The formation of the mineralized mollusk shell involves the participation specific proteins to control mineral formation and morphology. Recent sequencing studies have identified a subfamily of seven proteins that are specific for the prismatic or calcitic layer of the mollusk Atrina rigida. This subfamily, named Asprich a through g, are polyanionic in sequence and contain conserved sequence regions at the N- and C-termini that are believed to play a role in mineral formation. Using solid-phase peptide synthesis, we have recreated the 42-AA C-terminal domain of Asprich which contains two conserved subdomains, the 17 AA Asp, Glu, Ala repeat (DEAD17) and the Asp, Glu-rich 25 AA acidic-2 region.

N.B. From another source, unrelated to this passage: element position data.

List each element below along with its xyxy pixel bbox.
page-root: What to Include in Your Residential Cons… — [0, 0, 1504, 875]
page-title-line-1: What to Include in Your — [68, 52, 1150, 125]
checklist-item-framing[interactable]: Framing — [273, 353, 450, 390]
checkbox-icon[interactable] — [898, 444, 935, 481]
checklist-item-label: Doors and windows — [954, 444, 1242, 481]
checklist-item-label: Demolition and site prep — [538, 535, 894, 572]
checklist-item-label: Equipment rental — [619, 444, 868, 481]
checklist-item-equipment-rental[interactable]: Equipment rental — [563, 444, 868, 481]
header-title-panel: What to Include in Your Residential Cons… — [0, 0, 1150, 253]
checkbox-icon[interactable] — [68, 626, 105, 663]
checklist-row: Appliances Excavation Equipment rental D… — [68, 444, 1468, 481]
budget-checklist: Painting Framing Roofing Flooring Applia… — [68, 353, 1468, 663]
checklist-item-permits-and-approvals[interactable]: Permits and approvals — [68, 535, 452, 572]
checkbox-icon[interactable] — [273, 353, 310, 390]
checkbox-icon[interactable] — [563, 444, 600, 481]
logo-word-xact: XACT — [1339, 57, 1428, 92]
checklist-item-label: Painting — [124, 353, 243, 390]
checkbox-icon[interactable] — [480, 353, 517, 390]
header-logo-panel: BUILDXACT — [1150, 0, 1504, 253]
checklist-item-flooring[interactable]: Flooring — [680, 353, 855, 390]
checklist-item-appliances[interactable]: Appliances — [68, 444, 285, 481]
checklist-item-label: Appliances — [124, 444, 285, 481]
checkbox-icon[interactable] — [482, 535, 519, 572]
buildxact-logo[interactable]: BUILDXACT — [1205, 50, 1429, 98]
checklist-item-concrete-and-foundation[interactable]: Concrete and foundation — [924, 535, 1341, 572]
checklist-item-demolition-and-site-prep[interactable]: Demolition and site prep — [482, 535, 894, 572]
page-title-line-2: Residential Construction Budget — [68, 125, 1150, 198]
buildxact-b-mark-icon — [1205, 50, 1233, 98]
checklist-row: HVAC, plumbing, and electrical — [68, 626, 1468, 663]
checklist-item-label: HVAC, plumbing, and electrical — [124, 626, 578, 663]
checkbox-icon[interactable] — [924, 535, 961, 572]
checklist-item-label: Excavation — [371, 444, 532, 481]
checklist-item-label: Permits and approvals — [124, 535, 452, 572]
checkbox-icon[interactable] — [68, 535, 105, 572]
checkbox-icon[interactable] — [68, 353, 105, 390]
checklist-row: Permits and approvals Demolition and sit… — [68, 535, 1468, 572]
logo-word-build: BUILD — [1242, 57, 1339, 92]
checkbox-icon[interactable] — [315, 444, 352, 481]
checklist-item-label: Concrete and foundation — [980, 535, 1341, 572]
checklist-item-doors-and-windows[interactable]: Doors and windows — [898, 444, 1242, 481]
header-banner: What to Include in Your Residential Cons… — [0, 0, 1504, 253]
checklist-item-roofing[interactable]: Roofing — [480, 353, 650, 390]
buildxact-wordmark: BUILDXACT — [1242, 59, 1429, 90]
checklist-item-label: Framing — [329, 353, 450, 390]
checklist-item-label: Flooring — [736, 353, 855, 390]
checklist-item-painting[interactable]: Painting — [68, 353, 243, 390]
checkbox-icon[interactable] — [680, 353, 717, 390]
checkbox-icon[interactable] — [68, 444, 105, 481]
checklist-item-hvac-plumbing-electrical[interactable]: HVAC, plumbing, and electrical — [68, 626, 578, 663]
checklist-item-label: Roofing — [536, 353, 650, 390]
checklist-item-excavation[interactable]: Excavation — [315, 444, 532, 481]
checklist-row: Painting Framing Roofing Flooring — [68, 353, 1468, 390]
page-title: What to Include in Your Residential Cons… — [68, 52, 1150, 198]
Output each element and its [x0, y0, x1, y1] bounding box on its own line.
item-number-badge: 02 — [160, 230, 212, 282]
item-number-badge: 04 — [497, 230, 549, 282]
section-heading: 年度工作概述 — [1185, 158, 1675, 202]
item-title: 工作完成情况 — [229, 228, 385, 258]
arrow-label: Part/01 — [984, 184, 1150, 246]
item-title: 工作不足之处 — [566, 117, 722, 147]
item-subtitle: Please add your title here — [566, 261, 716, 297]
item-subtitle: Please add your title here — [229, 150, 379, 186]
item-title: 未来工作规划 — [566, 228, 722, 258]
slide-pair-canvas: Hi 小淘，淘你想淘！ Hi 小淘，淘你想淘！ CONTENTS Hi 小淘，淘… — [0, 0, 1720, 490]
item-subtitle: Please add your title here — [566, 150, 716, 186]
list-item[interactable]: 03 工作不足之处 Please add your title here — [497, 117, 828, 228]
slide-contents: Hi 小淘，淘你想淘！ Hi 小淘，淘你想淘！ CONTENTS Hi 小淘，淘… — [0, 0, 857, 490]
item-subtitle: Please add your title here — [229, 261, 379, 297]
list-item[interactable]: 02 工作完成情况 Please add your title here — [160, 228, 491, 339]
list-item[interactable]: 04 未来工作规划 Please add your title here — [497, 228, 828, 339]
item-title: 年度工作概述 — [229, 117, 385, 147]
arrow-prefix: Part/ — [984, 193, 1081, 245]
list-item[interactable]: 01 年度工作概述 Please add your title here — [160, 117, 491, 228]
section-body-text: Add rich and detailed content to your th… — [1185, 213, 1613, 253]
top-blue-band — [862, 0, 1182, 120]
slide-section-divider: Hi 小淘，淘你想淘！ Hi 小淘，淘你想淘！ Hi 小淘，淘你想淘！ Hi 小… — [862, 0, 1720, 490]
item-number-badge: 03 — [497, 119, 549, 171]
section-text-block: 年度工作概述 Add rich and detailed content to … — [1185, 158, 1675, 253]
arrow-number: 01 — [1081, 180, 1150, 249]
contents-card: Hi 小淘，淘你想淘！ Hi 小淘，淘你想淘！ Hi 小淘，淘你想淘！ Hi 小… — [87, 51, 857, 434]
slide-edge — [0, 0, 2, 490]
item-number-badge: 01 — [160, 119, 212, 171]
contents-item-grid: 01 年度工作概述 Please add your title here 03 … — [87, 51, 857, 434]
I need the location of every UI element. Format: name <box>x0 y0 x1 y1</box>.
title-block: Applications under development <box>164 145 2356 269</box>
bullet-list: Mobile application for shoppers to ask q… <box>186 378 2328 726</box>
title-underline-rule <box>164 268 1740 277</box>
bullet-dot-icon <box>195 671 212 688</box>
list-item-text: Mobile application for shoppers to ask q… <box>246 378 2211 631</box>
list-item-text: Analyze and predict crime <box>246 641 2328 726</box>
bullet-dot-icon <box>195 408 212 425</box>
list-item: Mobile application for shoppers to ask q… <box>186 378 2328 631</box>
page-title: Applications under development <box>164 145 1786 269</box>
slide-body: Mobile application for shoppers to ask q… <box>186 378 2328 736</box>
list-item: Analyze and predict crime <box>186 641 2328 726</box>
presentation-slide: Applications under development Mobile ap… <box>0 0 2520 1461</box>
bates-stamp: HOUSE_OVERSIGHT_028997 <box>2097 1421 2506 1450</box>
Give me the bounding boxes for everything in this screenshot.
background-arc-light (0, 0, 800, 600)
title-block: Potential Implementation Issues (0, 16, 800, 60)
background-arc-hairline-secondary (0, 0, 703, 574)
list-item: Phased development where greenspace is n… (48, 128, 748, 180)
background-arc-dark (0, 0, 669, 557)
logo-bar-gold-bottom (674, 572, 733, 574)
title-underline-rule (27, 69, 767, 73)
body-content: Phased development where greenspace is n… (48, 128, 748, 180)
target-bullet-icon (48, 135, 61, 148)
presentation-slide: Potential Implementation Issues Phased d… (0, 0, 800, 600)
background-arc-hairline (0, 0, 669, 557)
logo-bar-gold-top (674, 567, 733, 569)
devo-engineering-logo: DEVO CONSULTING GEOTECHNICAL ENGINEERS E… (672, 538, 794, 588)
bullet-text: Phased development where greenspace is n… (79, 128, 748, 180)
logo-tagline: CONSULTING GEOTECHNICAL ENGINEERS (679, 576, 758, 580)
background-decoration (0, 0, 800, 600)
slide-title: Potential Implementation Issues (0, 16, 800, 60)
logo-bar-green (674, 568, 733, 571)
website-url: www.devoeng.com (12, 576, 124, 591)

Using in vitro calcium carbonate mineralization assays, we demonstrate that the 42 AA C-terminal domain exerts effects on the morphology of forming calcite crystals, leading to the formation of porosities and irregular crystal growth. The two subdomains, DEAD17 and acidic-2, exert similar, albeit weaker, effects on crystal growth as well. Interestingly, when DEAD17 and acidic-2 are present as free peptides in a 1:1 mole mixture in parallel mineralization assays, the resulting peptide-mediated effects on calcite morphology are dramatically different from the results obtained for either the 42 AA C-terminal domain or the individual DEAD17 and acidic-2 domains themselves. These results suggest that the functionality of the individual DEAD17 and acidic-2 subdomains can be transformed depending upon the presence of other free peptide species. Structurally, the 42 AA C-terminal domain and the two subdomains are remarkably similar to one another and are conformationally labile, existing in an equilibrium with random-coil and other undefined secondary structures at neutral pH, traits that are also common to calcium carbonate-specific polypeptide sequences.